The phase 2 house was destroyed in the 11th century B.C., says Kempinski—perhaps by Canaanites or perhaps in an attack by another Israelite tribe. Phase 3 settlers, Kempinski suggests, then created a defensive watchtower (yellow) by filling in the destroyed house to use it as a base for the watchtower. The pithos that Kempinski saw within the structure is located in his phase 3 plan.

Zertal’s Altar Reconstruction

But the excavator of the square structure, Adam Zertal, says that the cultic nature of the Mt. Ebal site cannot be denied. The yellow walls, according to Zertal, are part of an altar platform for burning sacrifices and a three-foot-wide ramp leading up to it. He maintains that the blue structures, built at the same time as the yellow, are two courtyards and a lower ramp that runs alongside the higher ramp and then turns into a ledge surrounding the altar platform.

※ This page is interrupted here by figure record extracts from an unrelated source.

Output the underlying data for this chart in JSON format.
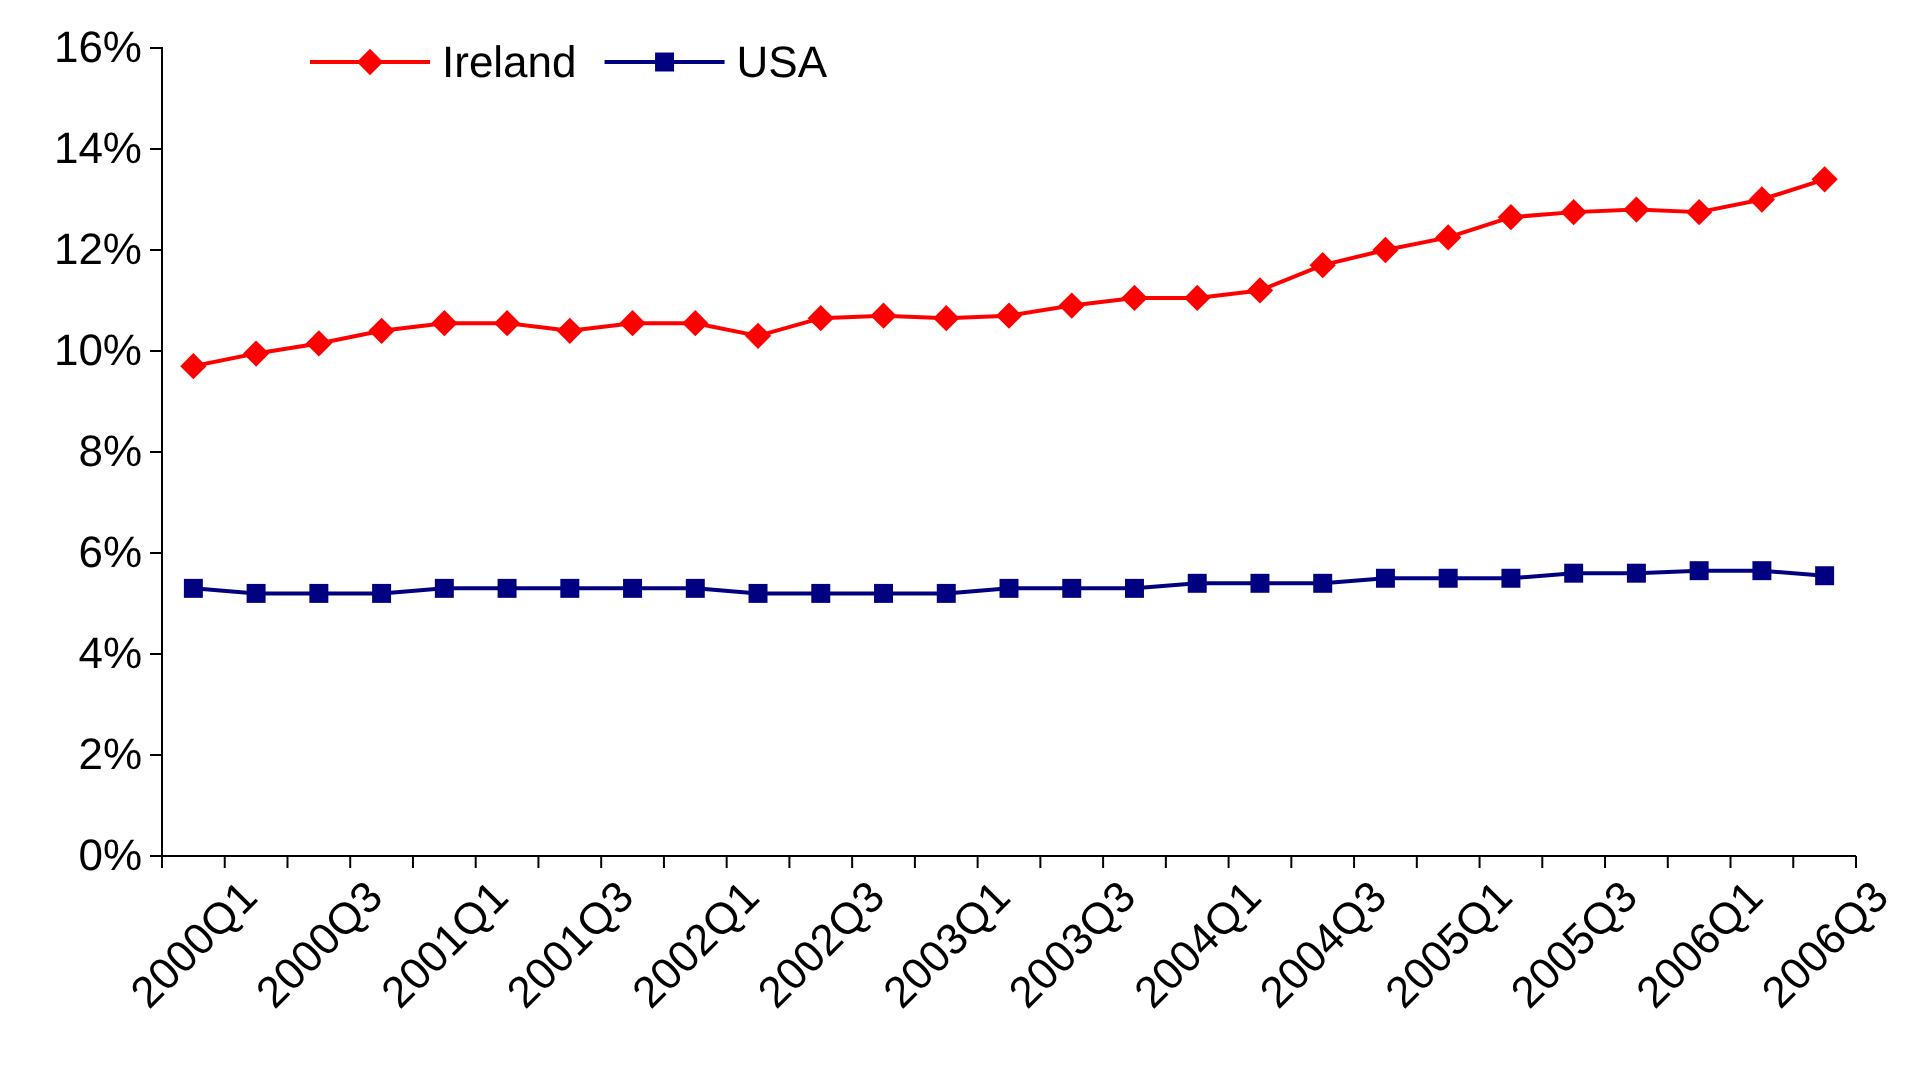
{
  "chart_data": {
    "type": "line",
    "categories": [
      "2000Q1",
      null,
      "2000Q3",
      null,
      "2001Q1",
      null,
      "2001Q3",
      null,
      "2002Q1",
      null,
      "2002Q3",
      null,
      "2003Q1",
      null,
      "2003Q3",
      null,
      "2004Q1",
      null,
      "2004Q3",
      null,
      "2005Q1",
      null,
      "2005Q3",
      null,
      "2006Q1",
      null,
      "2006Q3"
    ],
    "series": [
      {
        "name": "Ireland",
        "color": "#ff0000",
        "marker": "diamond",
        "values": [
          9.7,
          9.95,
          10.15,
          10.4,
          10.55,
          10.55,
          10.4,
          10.55,
          10.55,
          10.3,
          10.65,
          10.7,
          10.65,
          10.7,
          10.9,
          11.05,
          11.05,
          11.2,
          11.7,
          12.0,
          12.25,
          12.65,
          12.75,
          12.8,
          12.75,
          13.0,
          13.4
        ]
      },
      {
        "name": "USA",
        "color": "#000080",
        "marker": "square",
        "values": [
          5.3,
          5.2,
          5.2,
          5.2,
          5.3,
          5.3,
          5.3,
          5.3,
          5.3,
          5.2,
          5.2,
          5.2,
          5.2,
          5.3,
          5.3,
          5.3,
          5.4,
          5.4,
          5.4,
          5.5,
          5.5,
          5.5,
          5.6,
          5.6,
          5.65,
          5.65,
          5.55
        ]
      }
    ],
    "ylim": [
      0,
      16
    ],
    "yticks": [
      {
        "value": 0,
        "label": "0%"
      },
      {
        "value": 2,
        "label": "2%"
      },
      {
        "value": 4,
        "label": "4%"
      },
      {
        "value": 6,
        "label": "6%"
      },
      {
        "value": 8,
        "label": "8%"
      },
      {
        "value": 10,
        "label": "10%"
      },
      {
        "value": 12,
        "label": "12%"
      },
      {
        "value": 14,
        "label": "14%"
      },
      {
        "value": 16,
        "label": "16%"
      }
    ],
    "grid": false,
    "legend": "top left",
    "line_style": "solid"
  }
}
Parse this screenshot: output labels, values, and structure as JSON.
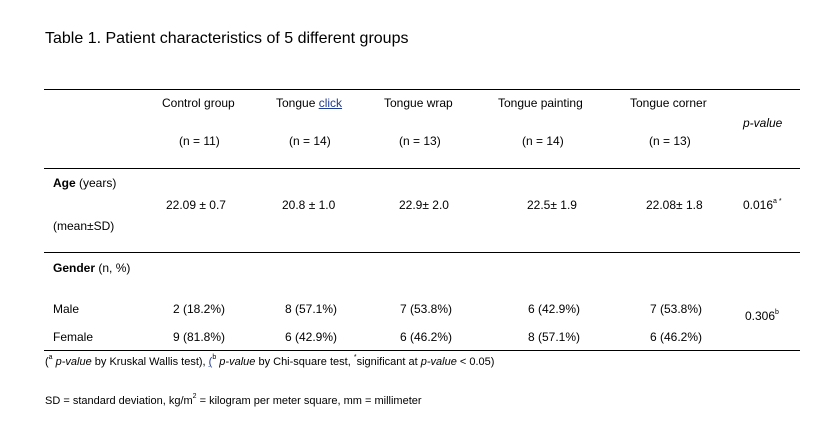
{
  "title": "Table 1. Patient characteristics of 5 different groups",
  "columns": [
    {
      "name_a": "Control group",
      "name_b": "",
      "n": "(n = 11)"
    },
    {
      "name_a": "Tongue ",
      "name_b": "click",
      "n": "(n = 14)"
    },
    {
      "name_a": "Tongue wrap",
      "name_b": "",
      "n": "(n = 13)"
    },
    {
      "name_a": "Tongue painting",
      "name_b": "",
      "n": "(n = 14)"
    },
    {
      "name_a": "Tongue corner",
      "name_b": "",
      "n": "(n = 13)"
    }
  ],
  "pvalue_header": "p-value",
  "age": {
    "label_bold": "Age",
    "label_rest": " (years)",
    "sublabel": "(mean±SD)",
    "values": [
      "22.09 ± 0.7",
      "20.8 ± 1.0",
      "22.9± 2.0",
      "22.5± 1.9",
      "22.08± 1.8"
    ],
    "pvalue": "0.016",
    "pvalue_sup": "a *"
  },
  "gender": {
    "label_bold": "Gender",
    "label_rest": " (n, %)",
    "rows": [
      {
        "label": "Male",
        "values": [
          "2 (18.2%)",
          "8 (57.1%)",
          "7 (53.8%)",
          "6 (42.9%)",
          "7 (53.8%)"
        ]
      },
      {
        "label": "Female",
        "values": [
          "9 (81.8%)",
          "6 (42.9%)",
          "6 (46.2%)",
          "8 (57.1%)",
          "6 (46.2%)"
        ]
      }
    ],
    "pvalue": "0.306",
    "pvalue_sup": "b"
  },
  "footnote": {
    "p1_open": "(",
    "p1_sup": "a",
    "p1_italic": " p-value",
    "p1_text": " by Kruskal Wallis test), ",
    "p2_link": "(",
    "p2_sup": "b",
    "p2_italic": " p-value",
    "p2_text": " by Chi-square test, ",
    "p3_sup": "*",
    "p3_text": "significant at ",
    "p3_italic": "p-value",
    "p3_end": " < 0.05)"
  },
  "abbreviations": {
    "a": "SD = standard deviation, kg/m",
    "sup": "2",
    "b": " = kilogram per meter square, mm = millimeter"
  }
}
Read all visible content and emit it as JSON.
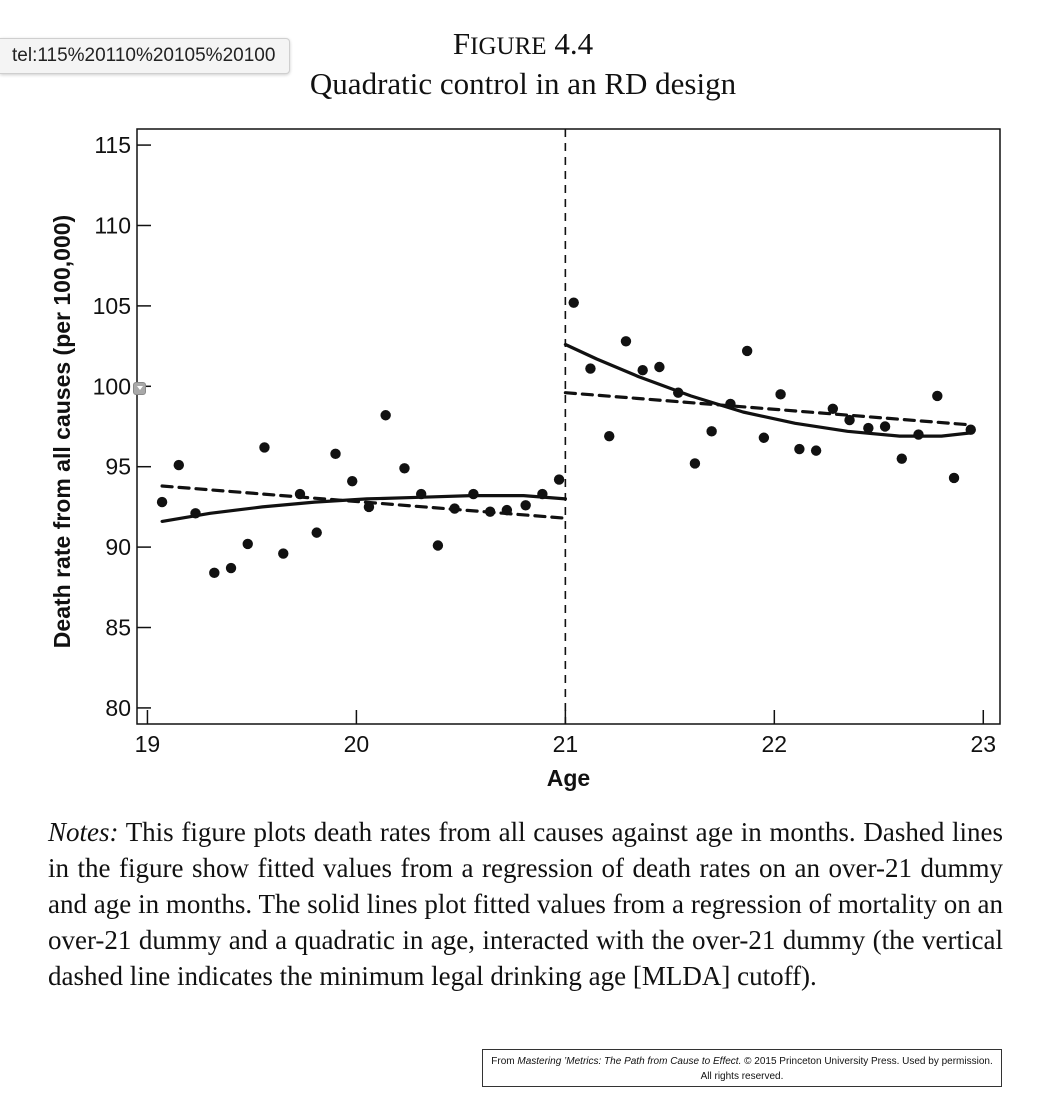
{
  "tooltip": {
    "text": "tel:115%20110%20105%20100"
  },
  "figure": {
    "label_initial": "F",
    "label_rest": "IGURE",
    "label_number": "4.4",
    "subtitle": "Quadratic control in an RD design"
  },
  "chart_data": {
    "type": "scatter",
    "xlabel": "Age",
    "ylabel": "Death rate from all causes (per 100,000)",
    "xlim": [
      18.95,
      23.08
    ],
    "ylim": [
      79,
      116
    ],
    "x_ticks": [
      19,
      20,
      21,
      22,
      23
    ],
    "y_ticks": [
      80,
      85,
      90,
      95,
      100,
      105,
      110,
      115
    ],
    "cutoff": 21,
    "grid": false,
    "legend": "none",
    "points": [
      [
        19.07,
        92.8
      ],
      [
        19.15,
        95.1
      ],
      [
        19.23,
        92.1
      ],
      [
        19.32,
        88.4
      ],
      [
        19.4,
        88.7
      ],
      [
        19.48,
        90.2
      ],
      [
        19.56,
        96.2
      ],
      [
        19.65,
        89.6
      ],
      [
        19.73,
        93.3
      ],
      [
        19.81,
        90.9
      ],
      [
        19.9,
        95.8
      ],
      [
        19.98,
        94.1
      ],
      [
        20.06,
        92.5
      ],
      [
        20.14,
        98.2
      ],
      [
        20.23,
        94.9
      ],
      [
        20.31,
        93.3
      ],
      [
        20.39,
        90.1
      ],
      [
        20.47,
        92.4
      ],
      [
        20.56,
        93.3
      ],
      [
        20.64,
        92.2
      ],
      [
        20.72,
        92.3
      ],
      [
        20.81,
        92.6
      ],
      [
        20.89,
        93.3
      ],
      [
        20.97,
        94.2
      ],
      [
        21.04,
        105.2
      ],
      [
        21.12,
        101.1
      ],
      [
        21.21,
        96.9
      ],
      [
        21.29,
        102.8
      ],
      [
        21.37,
        101.0
      ],
      [
        21.45,
        101.2
      ],
      [
        21.54,
        99.6
      ],
      [
        21.62,
        95.2
      ],
      [
        21.7,
        97.2
      ],
      [
        21.79,
        98.9
      ],
      [
        21.87,
        102.2
      ],
      [
        21.95,
        96.8
      ],
      [
        22.03,
        99.5
      ],
      [
        22.12,
        96.1
      ],
      [
        22.2,
        96.0
      ],
      [
        22.28,
        98.6
      ],
      [
        22.36,
        97.9
      ],
      [
        22.45,
        97.4
      ],
      [
        22.53,
        97.5
      ],
      [
        22.61,
        95.5
      ],
      [
        22.69,
        97.0
      ],
      [
        22.78,
        99.4
      ],
      [
        22.86,
        94.3
      ],
      [
        22.94,
        97.3
      ]
    ],
    "series": [
      {
        "style": "dashed",
        "x": [
          19.07,
          21.0
        ],
        "y": [
          93.8,
          91.8
        ]
      },
      {
        "style": "dashed",
        "x": [
          21.0,
          22.94
        ],
        "y": [
          99.6,
          97.6
        ]
      },
      {
        "style": "solid",
        "x": [
          19.07,
          19.3,
          19.55,
          19.8,
          20.05,
          20.3,
          20.55,
          20.8,
          21.0
        ],
        "y": [
          91.6,
          92.1,
          92.5,
          92.8,
          93.0,
          93.1,
          93.2,
          93.2,
          93.0
        ]
      },
      {
        "style": "solid",
        "x": [
          21.0,
          21.15,
          21.35,
          21.6,
          21.85,
          22.1,
          22.35,
          22.6,
          22.8,
          22.94
        ],
        "y": [
          102.6,
          101.7,
          100.6,
          99.4,
          98.4,
          97.7,
          97.2,
          96.9,
          96.9,
          97.1
        ]
      }
    ]
  },
  "notes": {
    "lead": "Notes:",
    "text": "This figure plots death rates from all causes against age in months. Dashed lines in the figure show fitted values from a regression of death rates on an over-21 dummy and age in months. The solid lines plot fitted values from a regression of mortality on an over-21 dummy and a quadratic in age, interacted with the over-21 dummy (the vertical dashed line indicates the minimum legal drinking age [MLDA] cutoff)."
  },
  "credit": {
    "prefix": "From",
    "book": "Mastering ’Metrics: The Path from Cause to Effect.",
    "suffix": "© 2015 Princeton University Press. Used by permission.",
    "line2": "All rights reserved."
  }
}
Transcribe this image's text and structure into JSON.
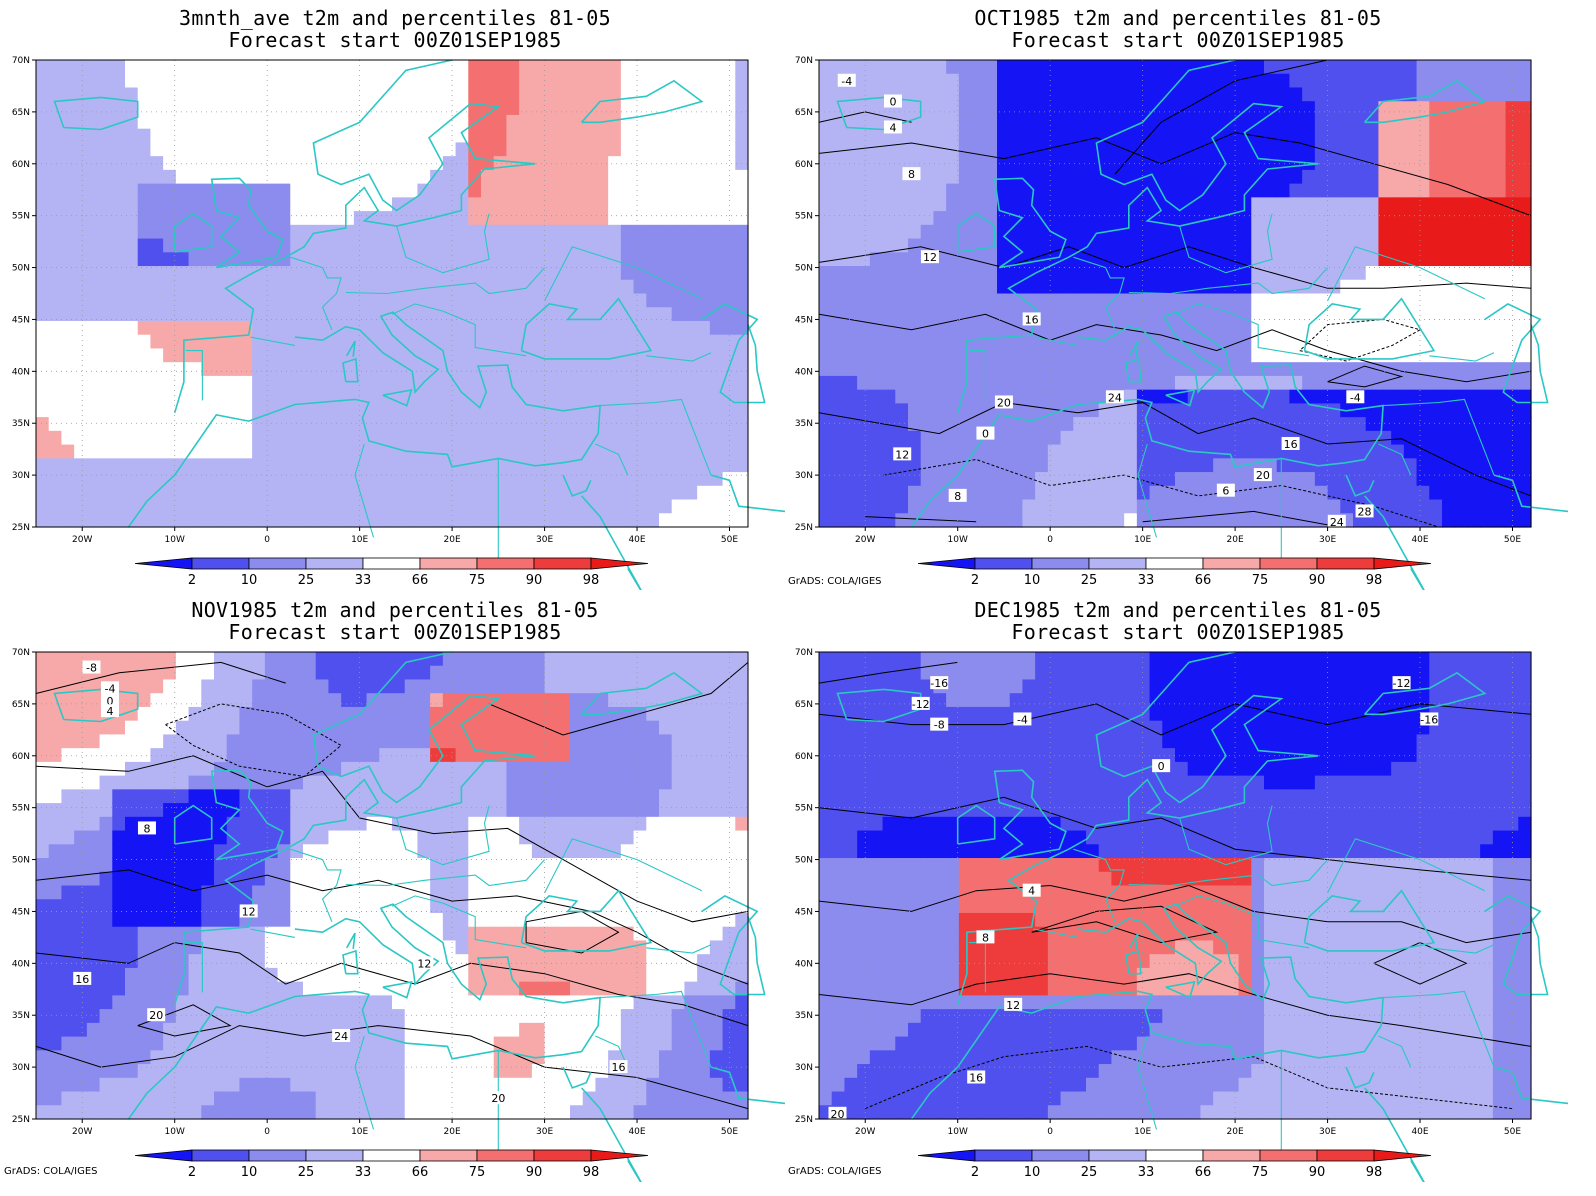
{
  "colors": {
    "p2": "#1414f5",
    "p10": "#5050ee",
    "p25": "#8c8cef",
    "p33": "#b4b4f4",
    "mid": "#ffffff",
    "p66": "#f7a8a8",
    "p75": "#f47070",
    "p90": "#ee3c3c",
    "p98": "#e81a1a",
    "coast": "#2bc7c4",
    "contour": "#000000"
  },
  "axes": {
    "lat_ticks": [
      "70N",
      "65N",
      "60N",
      "55N",
      "50N",
      "45N",
      "40N",
      "35N",
      "30N",
      "25N"
    ],
    "lon_ticks": [
      "20W",
      "10W",
      "0",
      "10E",
      "20E",
      "30E",
      "40E",
      "50E"
    ]
  },
  "legend": {
    "labels": [
      "2",
      "10",
      "25",
      "33",
      "66",
      "75",
      "90",
      "98"
    ]
  },
  "credit": "GrADS: COLA/IGES",
  "panels": [
    {
      "title_line1": "3mnth_ave t2m and percentiles 81-05",
      "title_line2": "Forecast start 00Z01SEP1985",
      "show_credit": false,
      "contour_labels": []
    },
    {
      "title_line1": "OCT1985 t2m and percentiles 81-05",
      "title_line2": "Forecast start 00Z01SEP1985",
      "show_credit": true,
      "contour_labels": [
        "-4",
        "0",
        "4",
        "8",
        "12",
        "16",
        "20",
        "24",
        "28",
        "6",
        "-4",
        "0",
        "12",
        "8",
        "16",
        "20",
        "24"
      ]
    },
    {
      "title_line1": "NOV1985 t2m and percentiles 81-05",
      "title_line2": "Forecast start 00Z01SEP1985",
      "show_credit": true,
      "contour_labels": [
        "-8",
        "-4",
        "0",
        "4",
        "8",
        "12",
        "16",
        "20",
        "24",
        "12",
        "16",
        "20"
      ]
    },
    {
      "title_line1": "DEC1985 t2m and percentiles 81-05",
      "title_line2": "Forecast start 00Z01SEP1985",
      "show_credit": true,
      "contour_labels": [
        "-12",
        "-16",
        "-8",
        "-4",
        "0",
        "4",
        "8",
        "12",
        "16",
        "-16",
        "-12",
        "20"
      ]
    }
  ]
}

Although Zertal disagrees with Kempinski’s contention that the circular installations (green) are non-cultic pits and silos, Zertal does attribute these installations to an earlier phase than that of the altar.

Zertal denies that any destruction occurred at Mt. Ebal in phase 2 or at any other time; he says that there was never a need for a watchtower at this cult site.